Now that you have your first customer, you should have a line of sight on customers two and three.

You also need several other active conversations at the top of the funnel. This is the entire thesis of the book “Predictable Revenue.” If you get all the way down to the bottom of the funnel and close a deal but haven’t kept the rest of your pipeline full, you’ll be waiting a while to see revenue. 

Phase 4: Successful Customers 

Your first customers are about finding success with your product, whether it be through a pilot or a full engagement. Once the sale is made, the real work begins. 

Get involved in the success of these customers because they’re going to provide data points for you to acquire more customers successfully. You’ll know if you’re doing this right if: 

  • Your product is delivering on its promise.

The process should be going how you planned, and the customer should be getting the deliverables you promised. 

  • You’re collecting positive feedback and referrals to fill your pipeline organically.

Your customers should be talking about bringing in referral opportunities. If this happens, it means your product addresses a market need and is delivering value, and customers like working with you enough to give you more deals. That’s the goal of your go-to-market strategy—to get as many organic leads as possible.

Phase 5: A Repeatable and Scalable Process

By this phase, you’ve earned customers two through five. The process is still slow, but that doesn’t mean it’s not going well. At this stage, you want to see: 

  • Each new customer take less time, customization, and effort then the last but still achieving the same result.

The whole process should be much more scripted in this phase, and you should move from being reactive to the customer to being proactive and prescriptive. Overall, the sales cycle should be faster, easier and more repeatable. 

  • Less friction, questions, and pushback.

As you learn about the sales process and remove friction, you’ll see much less of it. With every new customer, analyze what worked, what didn’t work, and what’s creating friction so you can continuously improve. 

  • Frequent data points (like quotes, stats, and testimonials) from existing customers fuel top-of-funnel activity.

As you reduce friction, look for customer success data points. When you feed those success stories to the top of your funnel, they should be fueling new development. In the beginning, you were reaching out to people because your company is relevant but not proven. Now you have customers you can point to as proof to quickly start more conversations. 

How to build a successful go-to-market strategy for your startup

If you aren’t hitting the markers in this blog post, don’t just bury your head in the sand and hope. Look closely at your process and make adjustments. 

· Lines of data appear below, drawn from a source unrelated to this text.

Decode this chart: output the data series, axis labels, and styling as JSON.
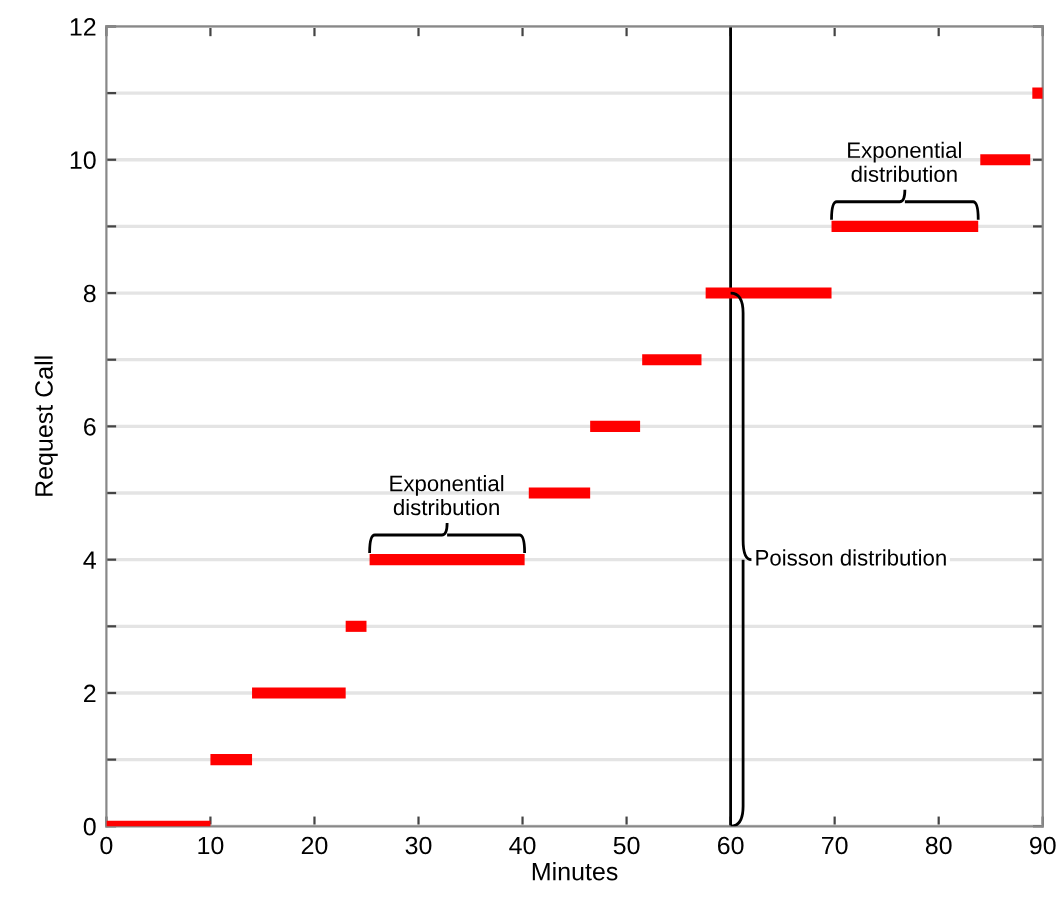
{
  "chart_data": {
    "type": "line",
    "xlabel": "Minutes",
    "ylabel": "Request Call",
    "xlim": [
      0,
      90
    ],
    "ylim": [
      0,
      12
    ],
    "xticks": [
      0,
      10,
      20,
      30,
      40,
      50,
      60,
      70,
      80,
      90
    ],
    "yticks": [
      0,
      {
        "value": 1,
        "label": null
      },
      2,
      {
        "value": 3,
        "label": null
      },
      4,
      {
        "value": 5,
        "label": null
      },
      6,
      {
        "value": 7,
        "label": null
      },
      8,
      {
        "value": 9,
        "label": null
      },
      10,
      {
        "value": 11,
        "label": null
      },
      12
    ],
    "grid": "y",
    "marker": "none",
    "line_style": "solid",
    "series": [
      {
        "color": "#ff0000",
        "x": [
          0,
          10
        ],
        "values": [
          0,
          0
        ]
      },
      {
        "color": "#ff0000",
        "x": [
          10,
          14
        ],
        "values": [
          1,
          1
        ]
      },
      {
        "color": "#ff0000",
        "x": [
          14,
          23
        ],
        "values": [
          2,
          2
        ]
      },
      {
        "color": "#ff0000",
        "x": [
          23,
          25
        ],
        "values": [
          3,
          3
        ]
      },
      {
        "color": "#ff0000",
        "x": [
          25.3,
          40.2
        ],
        "values": [
          4,
          4
        ]
      },
      {
        "color": "#ff0000",
        "x": [
          40.6,
          46.5
        ],
        "values": [
          5,
          5
        ]
      },
      {
        "color": "#ff0000",
        "x": [
          46.5,
          51.3
        ],
        "values": [
          6,
          6
        ]
      },
      {
        "color": "#ff0000",
        "x": [
          51.5,
          57.2
        ],
        "values": [
          7,
          7
        ]
      },
      {
        "color": "#ff0000",
        "x": [
          57.6,
          69.7
        ],
        "values": [
          8,
          8
        ]
      },
      {
        "color": "#ff0000",
        "x": [
          69.7,
          83.8
        ],
        "values": [
          9,
          9
        ]
      },
      {
        "color": "#ff0000",
        "x": [
          84,
          88.8
        ],
        "values": [
          10,
          10
        ]
      },
      {
        "color": "#ff0000",
        "x": [
          89,
          90
        ],
        "values": [
          11,
          11
        ]
      }
    ],
    "ref_lines": [
      {
        "axis": "x",
        "value": 60,
        "color": "#000000"
      }
    ],
    "annotations": [
      {
        "text": "Exponential\ndistribution",
        "x": 32.7,
        "y": 4
      },
      {
        "text": "Poisson distribution",
        "x": 60,
        "y": 4
      },
      {
        "text": "Exponential\ndistribution",
        "x": 76.7,
        "y": 9
      }
    ]
  }
}
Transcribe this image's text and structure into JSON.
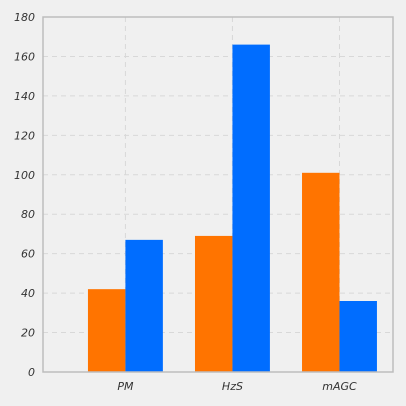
{
  "chart_data": {
    "type": "bar",
    "title": "",
    "xlabel": "",
    "ylabel": "",
    "categories": [
      "PM",
      "HzS",
      "mAGC"
    ],
    "series": [
      {
        "color": "#ff7400",
        "values": [
          42,
          69,
          101
        ]
      },
      {
        "color": "#006dff",
        "values": [
          67,
          166,
          36
        ]
      }
    ],
    "ylim": [
      0,
      180
    ],
    "yticks": [
      0,
      20,
      40,
      60,
      80,
      100,
      120,
      140,
      160,
      180
    ],
    "grid": true,
    "legend": "none"
  }
}
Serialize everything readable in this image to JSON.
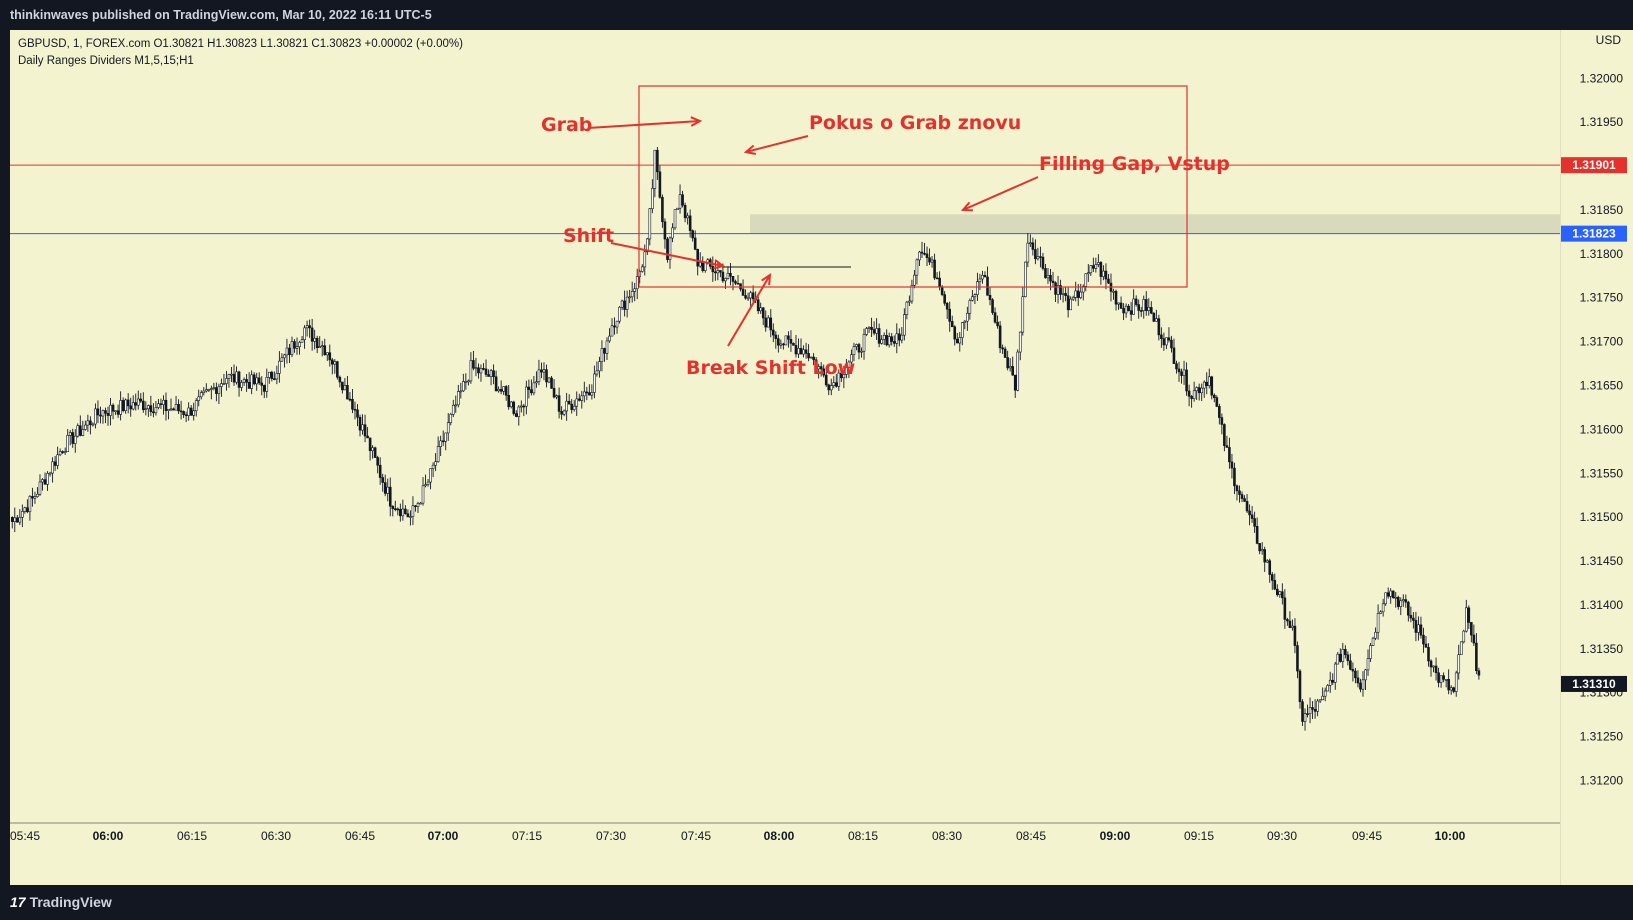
{
  "header": {
    "publish_line": "thinkinwaves published on TradingView.com, Mar 10, 2022 16:11 UTC-5"
  },
  "legend": {
    "symbol_line": "GBPUSD, 1, FOREX.com  O1.30821  H1.30823  L1.30821  C1.30823  +0.00002 (+0.00%)",
    "indicator_line": "Daily Ranges Dividers M1,5,15;H1"
  },
  "footer": {
    "logo_mark": "17",
    "logo_text": "TradingView"
  },
  "colors": {
    "background": "#f3f3cf",
    "bull_candle": "#ffffff",
    "bear_candle": "#131722",
    "annotation": "#e5312b",
    "blue_line": "#2962ff",
    "gap_zone": "#d6d6b8"
  },
  "chart_data": {
    "type": "candlestick",
    "symbol": "GBPUSD",
    "timeframe": "1",
    "currency": "USD",
    "ylim": [
      1.31155,
      1.32055
    ],
    "y_ticks": [
      "1.31200",
      "1.31250",
      "1.31300",
      "1.31350",
      "1.31400",
      "1.31450",
      "1.31500",
      "1.31550",
      "1.31600",
      "1.31650",
      "1.31700",
      "1.31750",
      "1.31800",
      "1.31850",
      "1.31900",
      "1.31950",
      "1.32000"
    ],
    "x_ticks": [
      {
        "label": "05:45",
        "bold": false
      },
      {
        "label": "06:00",
        "bold": true
      },
      {
        "label": "06:15",
        "bold": false
      },
      {
        "label": "06:30",
        "bold": false
      },
      {
        "label": "06:45",
        "bold": false
      },
      {
        "label": "07:00",
        "bold": true
      },
      {
        "label": "07:15",
        "bold": false
      },
      {
        "label": "07:30",
        "bold": false
      },
      {
        "label": "07:45",
        "bold": false
      },
      {
        "label": "08:00",
        "bold": true
      },
      {
        "label": "08:15",
        "bold": false
      },
      {
        "label": "08:30",
        "bold": false
      },
      {
        "label": "08:45",
        "bold": false
      },
      {
        "label": "09:00",
        "bold": true
      },
      {
        "label": "09:15",
        "bold": false
      },
      {
        "label": "09:30",
        "bold": false
      },
      {
        "label": "09:45",
        "bold": false
      },
      {
        "label": "10:00",
        "bold": true
      }
    ],
    "horizontal_lines": [
      {
        "price": 1.31901,
        "label": "1.31901",
        "color": "#e5312b"
      },
      {
        "price": 1.31823,
        "label": "1.31823",
        "color": "#2962ff"
      }
    ],
    "last_price": {
      "price": 1.3131,
      "label": "1.31310"
    },
    "gap_zone": {
      "top": 1.31845,
      "bottom": 1.31823
    },
    "anchor_closes": [
      [
        0,
        1.31495
      ],
      [
        8,
        1.3152
      ],
      [
        20,
        1.3158
      ],
      [
        35,
        1.3162
      ],
      [
        50,
        1.3163
      ],
      [
        70,
        1.3162
      ],
      [
        85,
        1.3166
      ],
      [
        100,
        1.3165
      ],
      [
        110,
        1.3169
      ],
      [
        116,
        1.31715
      ],
      [
        125,
        1.3169
      ],
      [
        135,
        1.3163
      ],
      [
        150,
        1.3152
      ],
      [
        158,
        1.315
      ],
      [
        165,
        1.3154
      ],
      [
        175,
        1.3162
      ],
      [
        182,
        1.3167
      ],
      [
        190,
        1.3166
      ],
      [
        200,
        1.3162
      ],
      [
        210,
        1.3167
      ],
      [
        218,
        1.3162
      ],
      [
        230,
        1.3165
      ],
      [
        238,
        1.3172
      ],
      [
        248,
        1.3177
      ],
      [
        252,
        1.3181
      ],
      [
        255,
        1.3191
      ],
      [
        260,
        1.318
      ],
      [
        265,
        1.3187
      ],
      [
        272,
        1.3179
      ],
      [
        280,
        1.3178
      ],
      [
        290,
        1.3176
      ],
      [
        305,
        1.317
      ],
      [
        315,
        1.3169
      ],
      [
        325,
        1.3165
      ],
      [
        340,
        1.3171
      ],
      [
        352,
        1.317
      ],
      [
        360,
        1.3181
      ],
      [
        368,
        1.3177
      ],
      [
        375,
        1.317
      ],
      [
        385,
        1.3178
      ],
      [
        392,
        1.317
      ],
      [
        398,
        1.3165
      ],
      [
        403,
        1.3182
      ],
      [
        412,
        1.3177
      ],
      [
        420,
        1.3174
      ],
      [
        430,
        1.3179
      ],
      [
        440,
        1.3174
      ],
      [
        450,
        1.3174
      ],
      [
        460,
        1.3169
      ],
      [
        468,
        1.3164
      ],
      [
        475,
        1.3166
      ],
      [
        483,
        1.3156
      ],
      [
        492,
        1.3149
      ],
      [
        500,
        1.3143
      ],
      [
        508,
        1.3137
      ],
      [
        512,
        1.3127
      ],
      [
        520,
        1.3129
      ],
      [
        528,
        1.3135
      ],
      [
        535,
        1.3131
      ],
      [
        545,
        1.3142
      ],
      [
        552,
        1.314
      ],
      [
        560,
        1.3136
      ],
      [
        565,
        1.3132
      ],
      [
        572,
        1.313
      ],
      [
        577,
        1.3139
      ],
      [
        582,
        1.3132
      ]
    ],
    "annotations": [
      {
        "text": "Grab"
      },
      {
        "text": "Pokus o Grab znovu"
      },
      {
        "text": "Filling Gap, Vstup"
      },
      {
        "text": "Shift"
      },
      {
        "text": "Break Shift Low"
      }
    ]
  }
}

Also, don’t ignore feedback. More often than not, the market is giving feedback, and the founder responds that the market doesn’t get it. If the market doesn’t get it, either you chose the wrong market, or you’re not explaining it correctly. Both situations are on you, and you have an opportunity to fix them. 

Remember that going to market requires patience. Customers aren’t on your timeline. They’re on theirs. You can easily get stuck in any of these phases and be there for a while. Successful companies are the ones that keep working on the problem.